夏目漱石の『吾輩は猫である』感想。
こんばんは、大佐です。今日は毛色を変えて読書の感想文を書いてみようと思います。読書感想文をイヤイヤ書いた小学生の夏ですが、今では好き好んで書いているというのだから、人生わかりませんね(笑)。
今日は夏目漱石の『吾輩は猫である』の感想です。それでは参りましょう。
【目次】
あらすじ
名前はまだないで有名な猫は、変わり者教師の苦沙弥(くしゃみ)先生の家に拾われます。基本的にストーリーは猫の視点、主人とまたまた変わり者のお客との会話が中心です。
主人公の猫は異常なまでに賢く、博識です(笑)。そんな猫の目を通して、変わり者教師とその変わった友人とのやり取りを猫がどう感じているのかが中心の作品です。
作者が表現したかったことと思うこと
思うにこの辺だと思います。
1.人間の傲慢さ
2.苦沙弥先生を通じて描かれる大多数の人間の怠慢さ
3.あくまでも繰り返される日常、そしてその結末
1は序盤に大きく取り上げられますが、後半になるとさほどでもなくなります。猫も人間と少しは分かり合ってきているのでしょうか?興味深いです。
2はもうよくわかりますね(笑)。本は読むがわずかに読むだけで寝ている先生(笑)。猫はそれを見て「高価な睡眠導入剤だ」みたいなことを言うので皮肉が効いています。
3は三毛子の病気、金田の娘と客人の寒月の恋話など、いくつかイベントはあります。しかしどちらかというと、些末な日常の切り出しといった話が中心です。

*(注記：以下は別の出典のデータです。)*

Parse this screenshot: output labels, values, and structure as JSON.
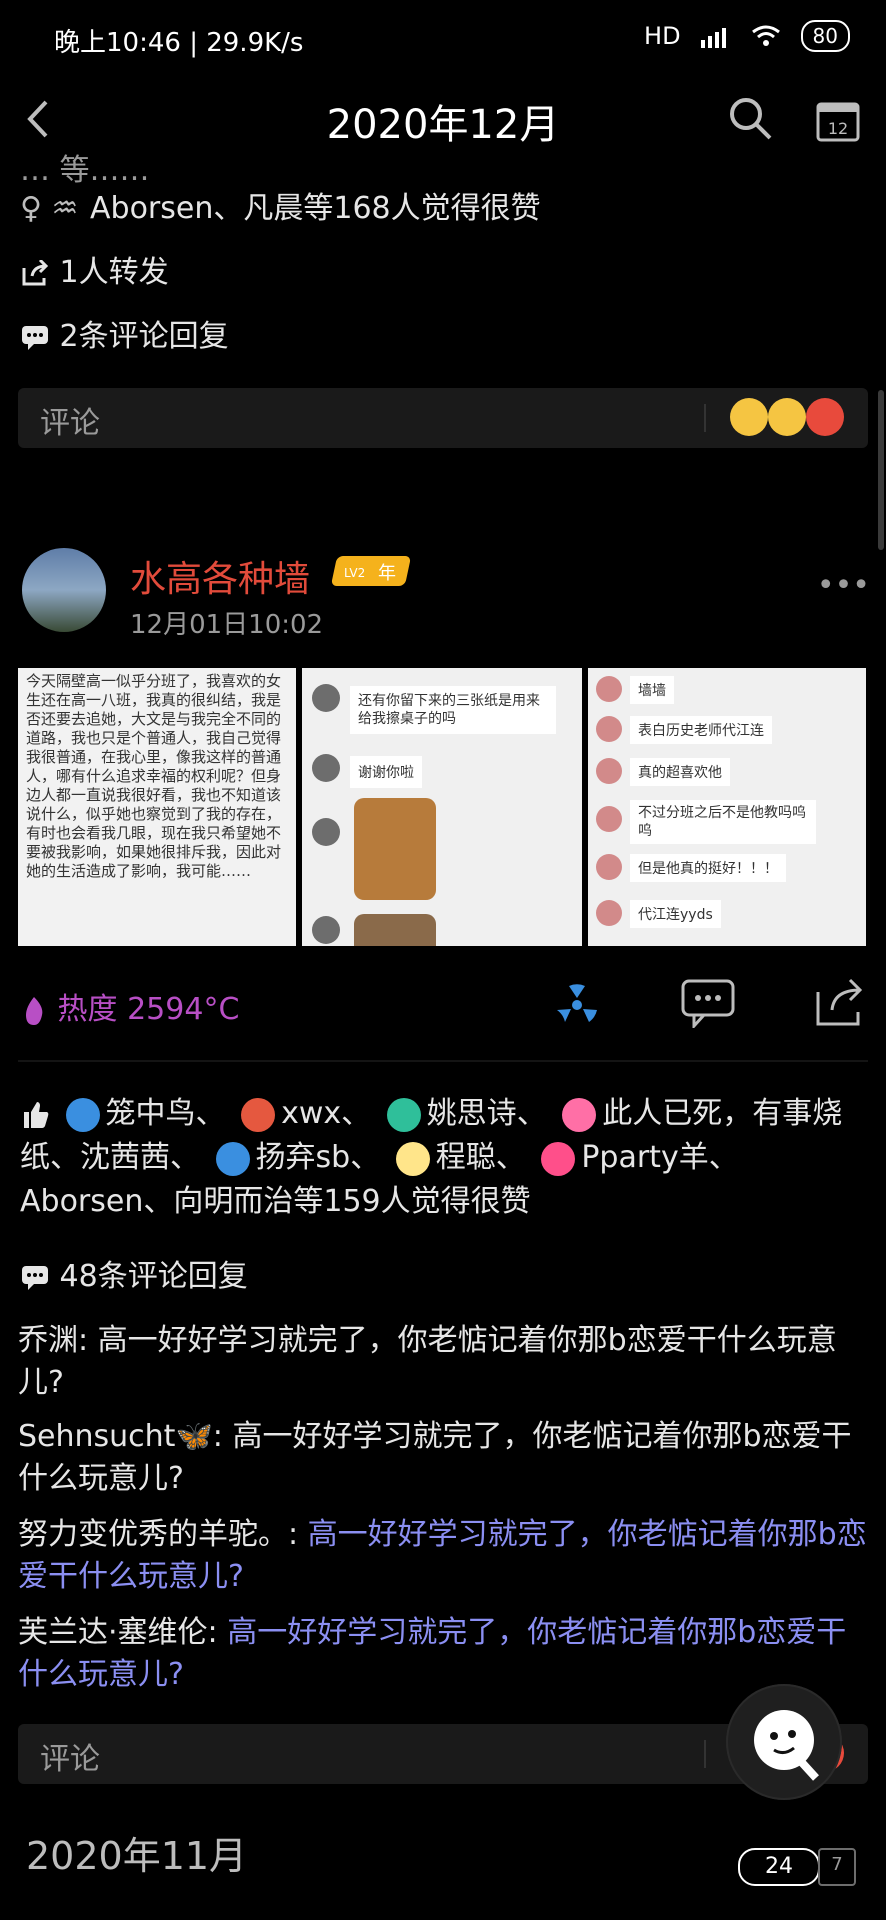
{
  "status_bar": {
    "time_speed": "晚上10:46 | 29.9K/s",
    "network": "HD",
    "battery": "80"
  },
  "header": {
    "title": "2020年12月"
  },
  "post1": {
    "partial_top": "… 等……",
    "likes_line": "Aborsen、凡晨等168人觉得很赞",
    "repost": "1人转发",
    "comments_count": "2条评论回复",
    "comment_placeholder": "评论"
  },
  "post2": {
    "username": "水高各种墙",
    "badge_text": "年",
    "badge_level": "LV2",
    "timestamp": "12月01日10:02",
    "images": [
      {
        "type": "text",
        "content": "今天隔壁高一似乎分班了，我喜欢的女生还在高一八班，我真的很纠结，我是否还要去追她，大文是与我完全不同的道路，我也只是个普通人，我自己觉得我很普通，在我心里，像我这样的普通人，哪有什么追求幸福的权利呢？但身边人都一直说我很好看，我也不知道该说什么，似乎她也察觉到了我的存在，有时也会看我几眼，现在我只希望她不要被我影响，如果她很排斥我，因此对她的生活造成了影响，我可能……"
      },
      {
        "type": "chat",
        "bubbles": [
          "还有你留下来的三张纸是用来给我擦桌子的吗",
          "谢谢你啦"
        ]
      },
      {
        "type": "chat",
        "bubbles": [
          "墙墙",
          "表白历史老师代江连",
          "真的超喜欢他",
          "不过分班之后不是他教吗呜呜",
          "但是他真的挺好！！！",
          "代江连yyds"
        ]
      }
    ],
    "heat_label": "热度",
    "heat_value": "2594°C",
    "likes": {
      "names": [
        "笼中鸟",
        "xwx",
        "姚思诗",
        "此人已死，有事烧纸",
        "沈茜茜",
        "扬弃sb",
        "程聪",
        "Pparty羊",
        "Aborsen",
        "向明而治"
      ],
      "tail": "等159人觉得很赞"
    },
    "comments_count": "48条评论回复",
    "comments": [
      {
        "author": "乔渊",
        "text": "高一好好学习就完了，你老惦记着你那b恋爱干什么玩意儿?"
      },
      {
        "author": "Sehnsucht🦋",
        "text": "高一好好学习就完了，你老惦记着你那b恋爱干什么玩意儿?"
      },
      {
        "author": "努力变优秀的羊驼。",
        "text": "高一好好学习就完了，你老惦记着你那b恋爱干什么玩意儿?"
      },
      {
        "author": "芙兰达·塞维伦",
        "text": "高一好好学习就完了，你老惦记着你那b恋爱干什么玩意儿?"
      }
    ],
    "comment_placeholder": "评论"
  },
  "footer": {
    "month": "2020年11月",
    "page": "24",
    "calendar_day": "7"
  },
  "colors": {
    "username": "#e24b3b",
    "heat": "#b84fc5",
    "blue_text": "#8b8ff2",
    "badge": "#f5b21c"
  }
}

ストーリー性はあまりなく、あくまで日常を切り出したリアリティを追究した作品という見方もできます。
僕の感想
結論から行きます。
1.当時の日本文学の特有の文体が読みづらい
2.猫視点はなかなか面白い
3.流石に少し冗長、もう少しスッキリさせてほしかった
1.当時の日本文学の特有の文体が読みづらい
まず最初に思うのが、言葉遣いが昔の文学なのでかなり大層です。Kindle Unlimited版を読みましたが「~たてまつり候」とか普通に当時の言葉のままでした。口語訳されたものがあればそれを読むべきだなと思いました。
正直この時代の文学は言葉遣いが難しく、同じ日本語とは思えません。海外文庫の訳文の方が遥かに読みやすいです。
2.猫視点はなかなか面白い
特に序盤に多い、人間の傲慢に怒りを感じる猫の話は面白いです。普段僕たちが猫に敬意を持って優しく接せているのか、考えさせられるところがあるなと思いました。
猫にも一人前に差別も偏見もなく、人間同様に扱ってほしいという感情があるのかもしれませんね。面白い気付きを与えてくれる内容だと思います。
3.流石に少し冗長、もう少しスッキリさせてほしかった
些末な日常の描写に力を入れすぎて、登場人物の迷亭や寒月などとの読者目線で言うと学者同士の語りが、かなり冗長に感じました。この辺は当時の学者はこんな輩だったみたいな予備知識があったほうが楽しめたのだとも思います。
つまり現代になって読むと、当時の人々が感じたものより価値が減損して感じやすいという風にも取れなくもないですね。
むしろ作中に登場する、女性同士の会話の方が普遍的な悩みや問題点を話していることが多く共感を得やすいと思いました。
総合的な感想
時間のある人向けな作品だと思いました。読了するまでのKindle上での表示時間も8時間を超えていましたので、なかなか腰を据えて読む必要があるかと思います。
ちょっと、冗長に感じる部分が大きいのでもう割り切る読み方もありです。Kindle Unlimitedのユーザーなら無料で読めちゃうので、最初と最後の部分だけ読むというやり方もありだと思います。
個人的には夏目漱石さんの別の作品を読む気にはなりませんでした。本作で十分おなか一杯になりました。
冗長さと難解さを超えても読む価値のある、天才漱石の描く「猫の視点」
しかし、冗長さと読みにくさを差し引いた後に残る、夏目漱石の思う猫の視点はなかなか興味深いです。猫の気持ちが少しわかるかもです。飼い猫にも敬意をもって接そうと、思うきっかけになる作品かもしれませんね。
ポール・ギャリコの『ジェニィ』とともに猫の気持ちを知りたい人むけの作品かもしれません。本作も『ジェニィ』の方も猫好きならば、一度は手に取ってみてもよいかと思います。
今日のまとめ
・天才文学者の思う「猫の視点」が面白い。
・人間の傲慢・怠慢などを飼い主の苦沙弥先生を通じて描かれている。
・学者同士の話し合いが難解で冗長かなと思いました。
・面白いがやや冗長。ほかの作品には手が伸びそうにないです。